Multiple sclerosis (MS) is a notoriously misunderstood condition, often eluding a proper diagnosis because its symptoms are so varied. For the 2.3 million people around the world who suffer from it (according to the National MS Society), this autoimmune disorder can range from negligible to debilitating. Therapies for MS are certainly improving as researchers come to better understand the mechanisms behind this condition, but currently there is no cure.

Recently, though, scientists have made a discovery that may help people manage their MS or at least slow its progression. According to HealthDay, researchers have found that vitamin D, also known as the sunshine vitamin, could play a role in improving brain health and moderating the immune system. Both of these functions could potentially help fight MS.

The source notes that a vitamin D deficiency has previously been recognized as a risk factor for MS, but the connection between the nutrient and a healthy immune system is still relatively murky.
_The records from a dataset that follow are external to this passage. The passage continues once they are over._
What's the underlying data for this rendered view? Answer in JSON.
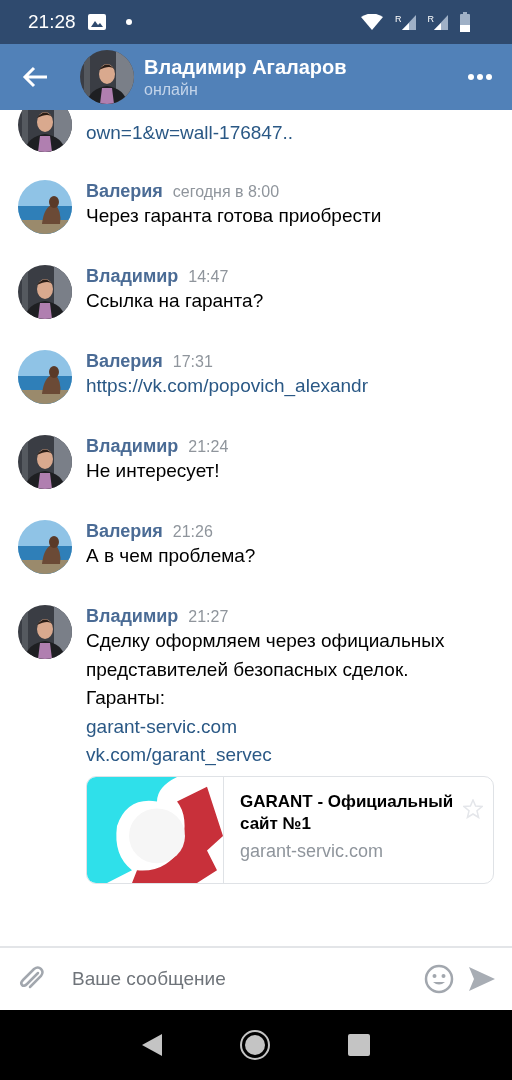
{
  "status_bar": {
    "time": "21:28",
    "signal_labels": [
      "R",
      "R"
    ]
  },
  "header": {
    "title": "Владимир Агаларов",
    "subtitle": "онлайн"
  },
  "messages": [
    {
      "lines": [
        {
          "text": "own=1&w=wall-176847..",
          "kind": "link"
        }
      ]
    },
    {
      "author": "Валерия",
      "time": "сегодня в 8:00",
      "lines": [
        {
          "text": "Через гаранта готова приобрести",
          "kind": "text"
        }
      ]
    },
    {
      "author": "Владимир",
      "time": "14:47",
      "lines": [
        {
          "text": "Ссылка на гаранта?",
          "kind": "text"
        }
      ]
    },
    {
      "author": "Валерия",
      "time": "17:31",
      "lines": [
        {
          "text": "https://vk.com/popovich_alexandr",
          "kind": "link"
        }
      ]
    },
    {
      "author": "Владимир",
      "time": "21:24",
      "lines": [
        {
          "text": "Не интересует!",
          "kind": "text"
        }
      ]
    },
    {
      "author": "Валерия",
      "time": "21:26",
      "lines": [
        {
          "text": "А в чем проблема?",
          "kind": "text"
        }
      ]
    },
    {
      "author": "Владимир",
      "time": "21:27",
      "lines": [
        {
          "text": "Сделку оформляем через официальных представителей безопасных сделок.",
          "kind": "text"
        },
        {
          "text": "Гаранты:",
          "kind": "text"
        },
        {
          "text": "garant-servic.com",
          "kind": "link"
        },
        {
          "text": "vk.com/garant_servec",
          "kind": "link"
        }
      ],
      "preview": {
        "title": "GARANT - Официальный сайт №1",
        "domain": "garant-servic.com"
      }
    }
  ],
  "composer": {
    "placeholder": "Ваше сообщение"
  }
}
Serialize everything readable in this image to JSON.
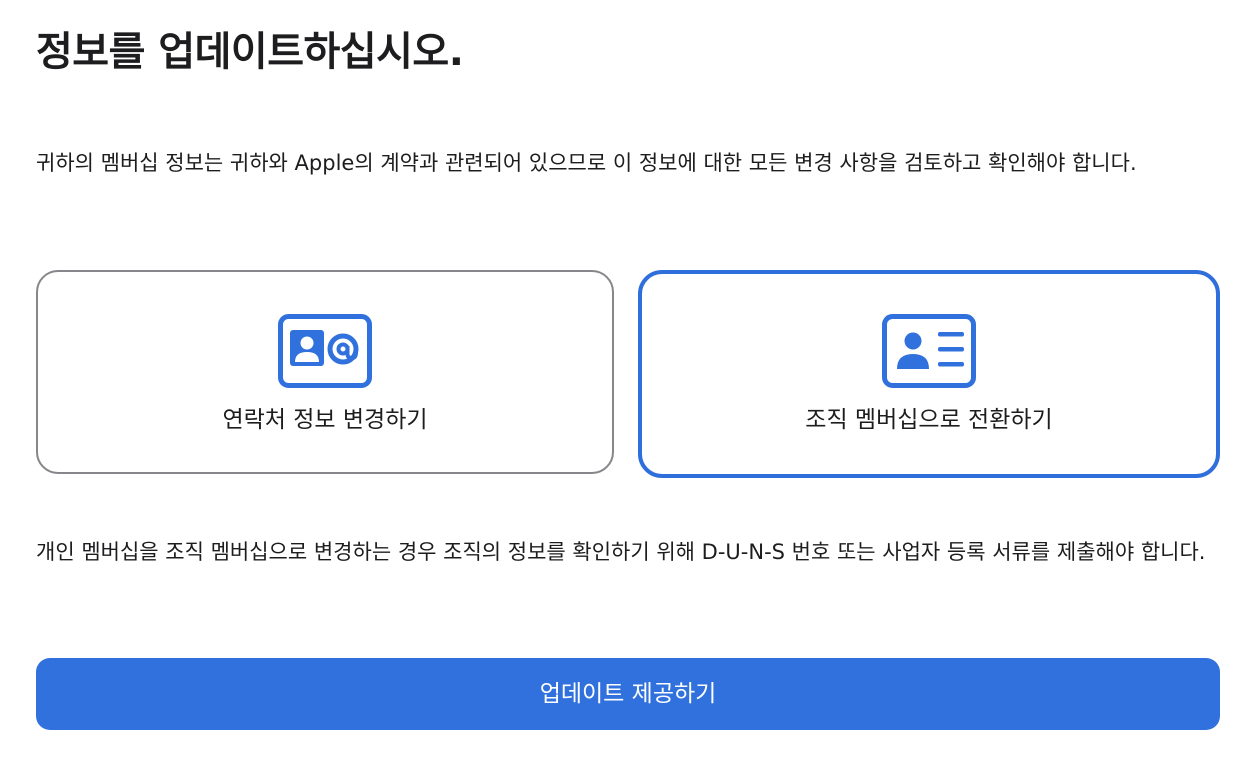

In the new study, researchers from the Harvard School of Public Health found that the documented vitamin D levels in patients when their MS symptoms first appeared did show some correlation with how severe their condition became.

“Individuals who present with symptoms suggesting MS should be screened for possible vitamin D deficiency, and this should be corrected by vitamin D supplementation,” concluded lead researcher and professor Dr. Alberto Ascherio, though he noted that these findings aren’t enough to influence current treatment protocol for MS.